Tension left Ossy like air escaping a balloon. He rubbed his thumb against my wrist. “You are my beloved. Donn is blocking the feeling when we’re in the building. As soon as we step outside, you’ll feel it. That will prove it to you.”

“How can Donn block the god of love?” Not that anything involving the gods made sense. But it didn’t matter. “All I want is for you to be happy, even if that’s not with me.”

He cupped my cheek and smiled. “I am happy, Phinny. You make me happy. And right now, you not believing me makes me frustrated, but I’m still happy, too.”

“It’s not that I don’t believe you. It’s just that I don’t understand why I don’t feel it. And if you don’t, too, then how do you know for sure?”

I thought about all those times we were in my apartment or in Ossy’s bungalow by the beach.

Did I feel anything? Some sort of connection?

Did he? I didn’t know if I had. I certainly hadn’t been paying attention.

Maybe, for us, the bonding had been stop-and-start from day one.

Every time I walked into this building, the god of death sucked our connection away.

Or maybe something else was at play that I didn’t know about.

Either way, it made me wonder whether Ossy and I had always been chasing a connection that Donn had constantly stolen from us.

It seemed like I was always chasing him, always looking for him, and always forgiving him whenever he ditched me. The space between that push and pull left me feeling weak, without the power to control my own feelings. The theft had to play a part in that, too, didn’t it?

“Did you feel it?” I asked. “Outside of the office, all those times we were together?”

Ossy shook his head. “I think that when Grym met Elliot, something opened up inside all of us. I realized it on the farm. I think Elliot was supposed to be the first. It opened a floodgate that not even Donn can close.”

Maybe that was how it was supposed to be.

“This changes the realms,” he continued. “The veil between the living world and the dead is getting thinner. It won’t take much to make it crumble. I think that’s what Donn is afraid of.”

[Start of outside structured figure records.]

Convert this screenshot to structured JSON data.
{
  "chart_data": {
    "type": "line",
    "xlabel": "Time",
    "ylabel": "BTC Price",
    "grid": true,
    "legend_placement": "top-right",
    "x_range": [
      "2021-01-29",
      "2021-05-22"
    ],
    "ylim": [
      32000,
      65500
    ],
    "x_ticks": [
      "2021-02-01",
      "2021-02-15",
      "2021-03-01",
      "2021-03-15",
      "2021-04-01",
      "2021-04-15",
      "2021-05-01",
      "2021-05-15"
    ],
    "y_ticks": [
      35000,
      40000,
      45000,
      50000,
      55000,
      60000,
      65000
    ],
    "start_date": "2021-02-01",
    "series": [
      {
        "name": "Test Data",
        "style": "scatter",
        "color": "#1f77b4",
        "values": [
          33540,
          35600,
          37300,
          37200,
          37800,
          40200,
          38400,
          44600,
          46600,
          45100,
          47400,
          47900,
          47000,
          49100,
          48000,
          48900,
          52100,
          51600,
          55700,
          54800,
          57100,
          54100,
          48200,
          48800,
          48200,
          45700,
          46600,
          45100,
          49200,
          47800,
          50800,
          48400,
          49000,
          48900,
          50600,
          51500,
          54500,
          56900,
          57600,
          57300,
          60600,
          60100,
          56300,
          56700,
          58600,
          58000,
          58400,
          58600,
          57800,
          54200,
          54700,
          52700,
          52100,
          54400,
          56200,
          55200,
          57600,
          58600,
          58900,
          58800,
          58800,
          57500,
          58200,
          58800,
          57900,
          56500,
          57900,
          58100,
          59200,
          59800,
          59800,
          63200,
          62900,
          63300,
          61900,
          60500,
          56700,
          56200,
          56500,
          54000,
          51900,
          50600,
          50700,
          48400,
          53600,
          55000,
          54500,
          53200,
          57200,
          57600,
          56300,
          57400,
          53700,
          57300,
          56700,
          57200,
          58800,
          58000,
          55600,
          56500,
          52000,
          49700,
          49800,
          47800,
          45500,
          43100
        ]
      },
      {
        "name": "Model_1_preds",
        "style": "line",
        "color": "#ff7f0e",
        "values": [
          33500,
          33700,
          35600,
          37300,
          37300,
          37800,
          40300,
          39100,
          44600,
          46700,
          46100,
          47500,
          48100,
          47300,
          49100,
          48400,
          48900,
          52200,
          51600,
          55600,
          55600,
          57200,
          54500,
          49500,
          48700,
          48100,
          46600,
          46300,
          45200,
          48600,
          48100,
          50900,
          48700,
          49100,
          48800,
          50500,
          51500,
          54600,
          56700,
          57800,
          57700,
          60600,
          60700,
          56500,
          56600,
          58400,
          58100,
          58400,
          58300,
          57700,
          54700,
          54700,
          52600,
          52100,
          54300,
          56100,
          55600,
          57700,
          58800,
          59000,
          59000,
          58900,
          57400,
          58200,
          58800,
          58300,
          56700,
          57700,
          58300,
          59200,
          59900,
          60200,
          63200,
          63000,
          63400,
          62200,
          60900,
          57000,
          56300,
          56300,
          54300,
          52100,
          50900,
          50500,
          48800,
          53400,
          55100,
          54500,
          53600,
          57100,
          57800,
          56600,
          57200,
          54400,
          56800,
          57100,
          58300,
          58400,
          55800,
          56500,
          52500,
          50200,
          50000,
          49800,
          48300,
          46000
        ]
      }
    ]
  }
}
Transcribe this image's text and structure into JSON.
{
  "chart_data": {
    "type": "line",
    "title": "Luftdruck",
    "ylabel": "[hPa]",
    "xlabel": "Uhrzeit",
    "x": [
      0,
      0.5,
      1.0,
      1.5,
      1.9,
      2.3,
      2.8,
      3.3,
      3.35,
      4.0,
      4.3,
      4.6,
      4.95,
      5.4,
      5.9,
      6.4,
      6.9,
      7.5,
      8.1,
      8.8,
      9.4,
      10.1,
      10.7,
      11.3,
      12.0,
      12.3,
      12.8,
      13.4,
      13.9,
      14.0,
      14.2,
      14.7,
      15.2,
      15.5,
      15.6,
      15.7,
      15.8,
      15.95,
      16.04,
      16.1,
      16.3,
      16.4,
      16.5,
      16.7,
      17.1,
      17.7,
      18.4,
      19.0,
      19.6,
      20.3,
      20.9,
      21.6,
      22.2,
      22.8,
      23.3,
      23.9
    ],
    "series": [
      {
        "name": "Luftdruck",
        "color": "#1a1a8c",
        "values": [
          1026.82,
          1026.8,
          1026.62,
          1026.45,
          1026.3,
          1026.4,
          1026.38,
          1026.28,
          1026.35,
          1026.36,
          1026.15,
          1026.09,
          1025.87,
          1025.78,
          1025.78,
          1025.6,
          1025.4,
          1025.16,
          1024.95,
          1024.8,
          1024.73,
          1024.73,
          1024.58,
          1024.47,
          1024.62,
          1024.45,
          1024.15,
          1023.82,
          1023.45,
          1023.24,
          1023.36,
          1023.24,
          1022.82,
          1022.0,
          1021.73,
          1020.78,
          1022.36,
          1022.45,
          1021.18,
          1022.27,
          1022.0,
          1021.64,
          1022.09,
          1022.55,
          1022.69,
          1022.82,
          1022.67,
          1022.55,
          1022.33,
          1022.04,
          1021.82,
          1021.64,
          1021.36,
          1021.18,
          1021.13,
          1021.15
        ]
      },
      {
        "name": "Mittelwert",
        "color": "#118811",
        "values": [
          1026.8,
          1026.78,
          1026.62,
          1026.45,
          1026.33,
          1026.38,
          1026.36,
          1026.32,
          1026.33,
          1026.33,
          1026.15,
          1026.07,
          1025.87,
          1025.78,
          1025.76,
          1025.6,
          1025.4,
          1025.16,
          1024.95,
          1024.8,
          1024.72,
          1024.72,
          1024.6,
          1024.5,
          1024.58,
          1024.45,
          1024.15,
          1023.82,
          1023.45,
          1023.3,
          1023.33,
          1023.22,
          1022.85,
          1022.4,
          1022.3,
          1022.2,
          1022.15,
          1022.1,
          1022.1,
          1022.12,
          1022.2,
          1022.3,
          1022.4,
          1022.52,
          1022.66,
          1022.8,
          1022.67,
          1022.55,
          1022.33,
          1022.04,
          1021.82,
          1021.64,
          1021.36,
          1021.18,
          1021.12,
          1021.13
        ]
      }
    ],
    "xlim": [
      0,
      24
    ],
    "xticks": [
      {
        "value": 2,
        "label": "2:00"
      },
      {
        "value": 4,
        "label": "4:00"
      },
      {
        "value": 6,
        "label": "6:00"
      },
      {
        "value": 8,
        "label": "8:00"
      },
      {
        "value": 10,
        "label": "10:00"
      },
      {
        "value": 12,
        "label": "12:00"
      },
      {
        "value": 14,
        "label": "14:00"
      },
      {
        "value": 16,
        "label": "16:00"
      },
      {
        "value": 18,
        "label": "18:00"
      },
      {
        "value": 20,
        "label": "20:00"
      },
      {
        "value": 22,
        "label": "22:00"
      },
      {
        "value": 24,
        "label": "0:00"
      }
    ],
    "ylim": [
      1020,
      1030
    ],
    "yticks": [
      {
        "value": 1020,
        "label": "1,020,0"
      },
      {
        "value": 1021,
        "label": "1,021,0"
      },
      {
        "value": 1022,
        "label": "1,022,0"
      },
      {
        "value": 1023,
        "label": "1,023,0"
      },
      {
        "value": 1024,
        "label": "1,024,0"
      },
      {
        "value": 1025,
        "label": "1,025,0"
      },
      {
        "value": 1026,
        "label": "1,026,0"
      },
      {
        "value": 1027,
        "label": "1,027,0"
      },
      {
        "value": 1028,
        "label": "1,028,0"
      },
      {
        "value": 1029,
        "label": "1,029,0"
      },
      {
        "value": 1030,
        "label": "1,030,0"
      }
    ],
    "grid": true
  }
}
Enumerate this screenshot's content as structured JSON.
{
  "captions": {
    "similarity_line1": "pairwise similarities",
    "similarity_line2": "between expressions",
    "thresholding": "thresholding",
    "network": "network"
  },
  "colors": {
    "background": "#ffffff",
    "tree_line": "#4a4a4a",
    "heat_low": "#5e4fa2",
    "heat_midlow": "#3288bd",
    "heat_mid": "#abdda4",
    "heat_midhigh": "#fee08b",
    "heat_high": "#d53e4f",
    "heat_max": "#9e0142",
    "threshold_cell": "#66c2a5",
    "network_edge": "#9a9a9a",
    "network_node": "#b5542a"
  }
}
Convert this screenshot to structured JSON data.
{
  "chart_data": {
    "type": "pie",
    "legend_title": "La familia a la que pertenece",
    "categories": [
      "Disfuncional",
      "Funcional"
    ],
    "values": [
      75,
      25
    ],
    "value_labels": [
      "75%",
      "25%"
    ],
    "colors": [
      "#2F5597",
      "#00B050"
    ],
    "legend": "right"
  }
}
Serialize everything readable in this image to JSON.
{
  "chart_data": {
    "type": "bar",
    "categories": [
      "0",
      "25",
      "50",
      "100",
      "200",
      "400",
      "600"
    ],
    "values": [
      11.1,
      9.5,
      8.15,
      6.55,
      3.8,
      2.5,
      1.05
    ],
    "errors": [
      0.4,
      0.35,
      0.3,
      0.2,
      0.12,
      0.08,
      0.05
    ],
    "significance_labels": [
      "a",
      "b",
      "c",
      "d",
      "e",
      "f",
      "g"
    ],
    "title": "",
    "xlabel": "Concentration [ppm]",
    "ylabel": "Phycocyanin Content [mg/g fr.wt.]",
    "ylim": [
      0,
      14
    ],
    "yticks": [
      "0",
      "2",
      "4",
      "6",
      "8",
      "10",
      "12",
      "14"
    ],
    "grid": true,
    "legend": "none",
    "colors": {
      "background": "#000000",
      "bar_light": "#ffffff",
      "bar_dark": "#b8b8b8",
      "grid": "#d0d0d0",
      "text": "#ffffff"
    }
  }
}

“Rightfully so.” If I were Ossy’s beloved, then I was part of the dismantling. I didn’t know how I felt about that. It seemed scary, all things considered.

Ossy was right. I had felt something when I talked to him on the phone in my apartment last night. There had been a deep longing for him. I stepped into his embrace and rested my head on his chest.

“I want to believe you. I really do, Ossy.” I sighed. “If we really are supposed to be for each other, then I don’t know if I can take you constantly flaking on me.”

“From now on, you are my top priority.” He sounded sincere, but Ossy always did, and then he flaked again.

“You have a lot to prove.” That was if we were beloveds.

“I know you don’t believe me. I wouldn’t believe me either. But I’m in this forever. Whatever the future brings, it will have you and me together in it.”

Those were big words. Bigger, maybe, than me and the rest of the beloveds, because if it were us together forever, it would mean we would take part in tearing down the veil between the living and the dead, wreaking havoc in the god of death’s realm. And on Death itself.